Campus Technology has an article in a recent issue about Purdue using actors instead of instructors to present video content. At first I had a knee jerk “The Apcolypse is here” reaction, but the article raised some interesting points worth considering in general.
Captioning and Scripting
One feature not discussed in the article is that video captioning could be much simpler in this model. That’s because all actors read from a script prepared by the instructor (and instructional designer). It’s also unlikely that an actor will deviate much from the script because that person won’t have the expertise to do so.
That’s good news for captioners because it means that a ready made transcript is available and can be quickly attached to a video file. In contrast, most instructors using video want to “wing it” like they do in face to face lecture (and I am quite guilty there myself). Unfortunately, this means that captioners must
Another nice feature of scripting is that you can preplan examples in advance. In the “wing it” model, instructors can make a mistake then have to do a retake. It’s happened. The “wing it” model means that instructors, even experienced instructors, can make strange grammatical errors (e.g. replacing “apathetic” with “apathetical”). Finally, scripting allows the team to split the lecture into smaller components of 7 min max. That’s about as long as students can focus on a video online.
At Purdue, their surveys found that students generally preferred watching the actor even knowing that that person was not the instructor. At first I thought about “inauthenticity”, but even PBS often uses actors to provide narration for documentaries. A typical example is Benjamin Bratt providing narration for the show Latino Americans. A commenter also points out that actor Morgan Freeman hosts and narrates the science series Through the Wormhole. It’s a proven practice.
I think one has to be careful how content is presented, but so long as students don’t think of the presenter as the instructor, I do see that there are some potential benefits.
Using a voice actor to narrate images on the screen could be particularly effective as it would move lecture videos away from relying on a talking head. One could then insert the actual instructor for a few key points. I would also like to see the instructor make a personal introduction on video (although not all instructors want to be taped).

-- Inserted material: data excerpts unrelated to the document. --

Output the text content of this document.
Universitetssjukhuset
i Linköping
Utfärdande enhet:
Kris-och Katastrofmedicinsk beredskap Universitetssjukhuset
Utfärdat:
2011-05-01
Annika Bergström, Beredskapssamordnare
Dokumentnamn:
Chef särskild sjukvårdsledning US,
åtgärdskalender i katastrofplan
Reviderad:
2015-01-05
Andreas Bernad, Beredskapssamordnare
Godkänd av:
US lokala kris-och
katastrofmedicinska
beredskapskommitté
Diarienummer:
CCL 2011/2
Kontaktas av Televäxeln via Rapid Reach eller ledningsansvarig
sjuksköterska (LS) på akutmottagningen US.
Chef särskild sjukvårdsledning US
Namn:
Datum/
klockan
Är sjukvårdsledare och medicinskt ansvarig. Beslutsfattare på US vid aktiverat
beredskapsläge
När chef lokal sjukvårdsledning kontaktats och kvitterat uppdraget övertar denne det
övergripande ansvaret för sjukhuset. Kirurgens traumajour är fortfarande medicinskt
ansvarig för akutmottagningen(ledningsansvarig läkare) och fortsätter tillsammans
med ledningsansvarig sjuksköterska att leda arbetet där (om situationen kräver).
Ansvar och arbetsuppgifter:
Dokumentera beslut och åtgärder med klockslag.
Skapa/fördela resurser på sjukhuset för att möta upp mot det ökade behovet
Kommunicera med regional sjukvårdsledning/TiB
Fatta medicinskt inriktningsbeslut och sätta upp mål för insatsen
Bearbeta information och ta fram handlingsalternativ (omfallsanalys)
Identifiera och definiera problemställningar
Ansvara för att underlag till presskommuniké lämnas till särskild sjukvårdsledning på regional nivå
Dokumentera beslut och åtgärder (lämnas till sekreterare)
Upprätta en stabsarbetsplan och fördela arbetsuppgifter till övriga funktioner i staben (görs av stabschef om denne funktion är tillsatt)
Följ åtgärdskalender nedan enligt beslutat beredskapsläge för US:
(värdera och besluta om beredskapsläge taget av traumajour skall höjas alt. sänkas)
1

Alternatively, we could begin to invest in training instructors how to speak on camera and/or to use a written script. I could see some cultural resistance to this idea, but if it were accepted, I suspect that even face to face lectures and instruction could improve as well. Aren’t educators complaining that faculty in higher education have little to no formal communication training as instructors?
It could save money in the long run as professional actors (i.e. one in a union) is a pricey investment. In fact, Purdue creates video in Dallas even though they are in Indiana. They need to make sure they have studio space available once an actor is found. Imagine the costs of updating that course.